Der Chip aus Rochester, den die Forscher als "Prozessor" bezeichnen, verfügt aber über mehrere dieser Gitterstrukturen, die an den Seiten und auch durch den Chip die verschiedenen Siliziumlagen verbinden. Was Intel bisher flach gebaut hat, wollen die Wissenschaftler in mehrfacher Ausführung auch hochkant integriert haben.

Was der Chip berechnen kann, gaben die US-Forscher noch nicht an. Damit ist nicht klar, ob es sich um eine vollwertige CPU oder wie bei Intels Polaris nur um mehrere einfache FPU-Kerne handelt. Der 3D-Prozessor soll jedoch bereits einen Takt von 1,4 GHz erreicht haben.

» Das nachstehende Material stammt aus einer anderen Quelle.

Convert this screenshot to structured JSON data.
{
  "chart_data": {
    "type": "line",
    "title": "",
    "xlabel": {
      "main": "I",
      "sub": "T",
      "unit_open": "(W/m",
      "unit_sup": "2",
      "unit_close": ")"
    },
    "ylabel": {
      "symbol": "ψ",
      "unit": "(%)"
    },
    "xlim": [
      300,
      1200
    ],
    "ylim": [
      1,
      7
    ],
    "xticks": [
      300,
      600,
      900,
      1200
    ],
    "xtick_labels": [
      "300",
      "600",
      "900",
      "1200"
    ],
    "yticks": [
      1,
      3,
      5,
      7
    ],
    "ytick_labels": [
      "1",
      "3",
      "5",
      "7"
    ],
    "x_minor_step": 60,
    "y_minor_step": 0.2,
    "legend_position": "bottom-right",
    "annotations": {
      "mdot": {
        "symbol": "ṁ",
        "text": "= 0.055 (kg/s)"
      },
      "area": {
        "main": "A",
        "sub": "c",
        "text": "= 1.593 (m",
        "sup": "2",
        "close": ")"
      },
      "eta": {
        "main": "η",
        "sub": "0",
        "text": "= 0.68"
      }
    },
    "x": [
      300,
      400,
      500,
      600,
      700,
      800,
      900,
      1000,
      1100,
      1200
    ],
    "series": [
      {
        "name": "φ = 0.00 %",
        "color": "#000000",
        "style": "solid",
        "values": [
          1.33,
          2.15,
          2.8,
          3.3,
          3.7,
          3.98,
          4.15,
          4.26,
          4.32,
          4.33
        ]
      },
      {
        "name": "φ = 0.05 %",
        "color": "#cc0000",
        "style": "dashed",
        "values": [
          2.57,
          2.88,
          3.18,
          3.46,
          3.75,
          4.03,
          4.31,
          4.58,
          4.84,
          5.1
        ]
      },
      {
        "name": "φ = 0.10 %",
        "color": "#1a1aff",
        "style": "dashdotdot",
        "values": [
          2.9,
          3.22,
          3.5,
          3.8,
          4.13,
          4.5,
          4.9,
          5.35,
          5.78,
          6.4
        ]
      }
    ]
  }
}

Die Wissenschaftler versprechen sich von der neuen Bauform eine noch höhere Integration von Funktionseinheiten in einem Chip-Package und damit weiter steigende Rechenleistungen. Trotz immer weiter verkleinerter Strukturbreite bei Prozessoren – derzeit bis 45 Nanometern in Serienfertigung – wird der "Die-Space" zunehmend zum Problem. So braucht Intel für seinen 6-Kern-Xeon der Serie 7400 über 500 Quadratmillimeter Chipfläche, und auch Nvidia stößt mit dem GT-200 bei 576 Quadratmillimetern an die Grenze dessen, was noch wirtschaftlich herzustellen ist.